TAXPAYERS' cash is pouring into the pockets of private landlords - but it's often not enough to meet the cost of rising rents.

Over 60 per cent of private tenants in the north-west relying on Universal Credit to pay their rent have a shortfall between the amount they receive and what they have to pay.

Official data shows that across the region, 62 per cent of renters who receive housing benefit have a gap.

Government figures show that across the region the average shortfall between the support such tenants receive and the rent they pay is £86 a month.

The Local Housing Allowance is used to calculate the amount tenants can receive to support housing costs as part of a Universal Credit payment.

In response to the pandemic, the Government increased the allowance in April 2020 so that it covered the bottom 30 per cent of private rents in any given area.

In April last year the rate was frozen in cash terms and remains frozen in 2022/23.

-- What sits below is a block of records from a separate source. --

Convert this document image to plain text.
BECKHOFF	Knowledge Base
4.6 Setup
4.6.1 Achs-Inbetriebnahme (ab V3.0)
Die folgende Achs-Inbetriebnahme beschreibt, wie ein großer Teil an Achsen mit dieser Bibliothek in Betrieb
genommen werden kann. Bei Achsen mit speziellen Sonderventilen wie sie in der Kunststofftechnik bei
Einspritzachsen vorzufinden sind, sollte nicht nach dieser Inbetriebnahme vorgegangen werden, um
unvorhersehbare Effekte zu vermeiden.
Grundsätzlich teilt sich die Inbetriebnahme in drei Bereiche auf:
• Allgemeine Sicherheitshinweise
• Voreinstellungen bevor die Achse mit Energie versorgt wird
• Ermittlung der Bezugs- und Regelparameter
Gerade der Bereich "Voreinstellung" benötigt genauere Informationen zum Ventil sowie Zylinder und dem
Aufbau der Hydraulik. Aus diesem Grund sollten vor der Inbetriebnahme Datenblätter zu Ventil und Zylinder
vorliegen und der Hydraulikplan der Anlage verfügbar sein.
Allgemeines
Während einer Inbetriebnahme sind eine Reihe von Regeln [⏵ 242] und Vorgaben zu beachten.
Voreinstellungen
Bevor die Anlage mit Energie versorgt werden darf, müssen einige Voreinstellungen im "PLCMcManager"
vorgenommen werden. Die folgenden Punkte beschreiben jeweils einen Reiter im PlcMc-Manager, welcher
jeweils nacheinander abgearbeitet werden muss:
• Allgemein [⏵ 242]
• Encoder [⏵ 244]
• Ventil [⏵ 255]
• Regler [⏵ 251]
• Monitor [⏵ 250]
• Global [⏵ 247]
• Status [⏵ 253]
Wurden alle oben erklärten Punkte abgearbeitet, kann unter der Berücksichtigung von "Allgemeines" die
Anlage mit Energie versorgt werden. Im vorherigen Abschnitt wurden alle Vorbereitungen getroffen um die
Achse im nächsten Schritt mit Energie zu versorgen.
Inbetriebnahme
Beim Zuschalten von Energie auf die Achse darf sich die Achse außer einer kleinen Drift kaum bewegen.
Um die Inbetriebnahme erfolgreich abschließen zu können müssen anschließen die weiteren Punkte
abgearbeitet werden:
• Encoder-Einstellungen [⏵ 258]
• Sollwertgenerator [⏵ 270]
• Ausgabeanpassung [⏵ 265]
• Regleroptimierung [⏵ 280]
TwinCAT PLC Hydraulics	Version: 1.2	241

According to the National Residential Landlords Association (NRLA), as a result of the freeze, the link between local rent levels and the amount of housing benefit support received has been broken.

This means the number of properties that private renters in receipt of Universal Credit can afford is likely to steadily decline, they say - despite rents across the north-west having increased by less than inflation.

The NRLA's solution is to call on the Government to unfreeze the Local Housing Allowance and so 'restore the link between the allowance and the cost of local rents'.

Ruth Rowntree, Northwest Spokesperson for the NRLA, said: “The benefits system fails to provide renters and landlords across the Northwest with the security they need.

“It cannot be right that housing benefit support fails to reflect the reality of current rent levels. The freeze merely exacerbates the already serious cost of living crisis for tenants across the region."